À travers sa célèbre chanson « Le Poinçonneur des Lilas », Serge Gainsbourg rend hommage à ce petit métier du métro disparu au milieu des années 70.
« Je fais des trous, des petits trous, toujours des petits trous. » La rengaine de Serge Gainsbourg avec son poinçonneur des Lilas est restée dans toutes les têtes, du moins de ceux de la génération Gainsbarre. Sorti en 1958, c’est l’un des premiers succès du chanteur qui peinait jusqu’alors à se faire un nom. Son idée de génie, très moderne pour l’époque, est de raconter le spleen du petit employé du métro, « le gars qu’on croise et qu’on ne regarde pas ». Personne ne s’était encore vraiment demandé ce qui se passait dans la tête du poinçonneur sur son quai, occupé à regarder le va-et-vient des rames de métro.

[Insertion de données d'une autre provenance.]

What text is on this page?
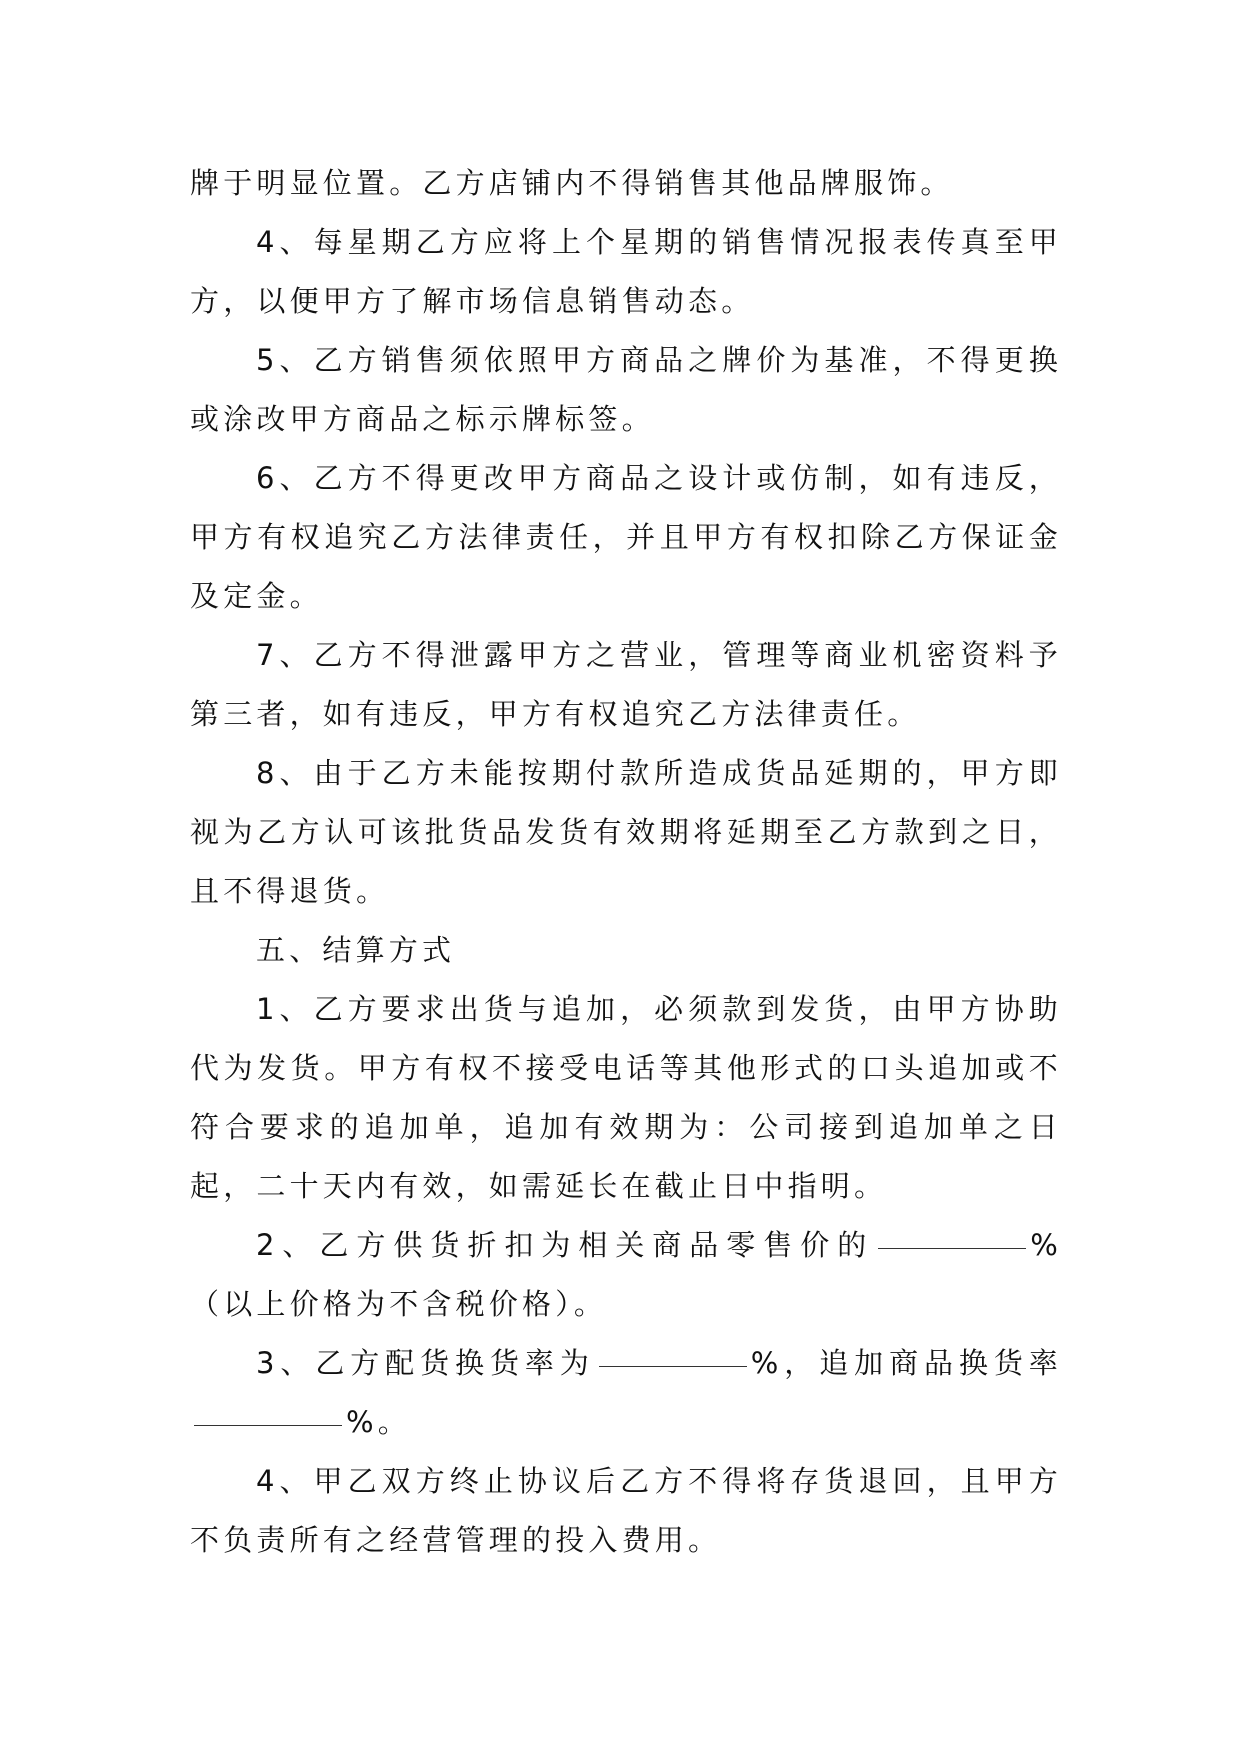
牌于明显位置。乙方店铺内不得销售其他品牌服饰。

4、每星期乙方应将上个星期的销售情况报表传真至甲方，以便甲方了解市场信息销售动态。

5、乙方销售须依照甲方商品之牌价为基准，不得更换或涂改甲方商品之标示牌标签。

6、乙方不得更改甲方商品之设计或仿制，如有违反，甲方有权追究乙方法律责任，并且甲方有权扣除乙方保证金及定金。

7、乙方不得泄露甲方之营业，管理等商业机密资料予第三者，如有违反，甲方有权追究乙方法律责任。

8、由于乙方未能按期付款所造成货品延期的，甲方即视为乙方认可该批货品发货有效期将延期至乙方款到之日，且不得退货。

五、结算方式

1、乙方要求出货与追加，必须款到发货，由甲方协助代为发货。甲方有权不接受电话等其他形式的口头追加或不符合要求的追加单，追加有效期为：公司接到追加单之日起，二十天内有效，如需延长在截止日中指明。

2、乙方供货折扣为相关商品零售价的	%（以上价格为不含税价格）。

3、乙方配货换货率为	%，追加商品换货率%。

4、甲乙双方终止协议后乙方不得将存货退回，且甲方不负责所有之经营管理的投入费用。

On lui tend un billet et il y fait un trou avec son étrange perforatrice si caractéristique. Dans sa petite cabine, il est le plus souvent assis et personne ne prend plus la peine de lui dire bonjour ou merci. À l’occasion, on se souvient qu’il peut aider à trouver son chemin dans le labyrinthe du réseau et on lui demande un itinéraire. Tout est gravé à jamais dans son crâne et il ne lui faut que quelques instants pour trouver le chemin le plus court. « Pour Invalides, changez à Opéra ». « Arts-et-Métiers direct par Levallois », chante encore Gainsbourg. La chanson est publiée sur un disque 25 cm « Du chant à la Une » très jazz comme il l’aime.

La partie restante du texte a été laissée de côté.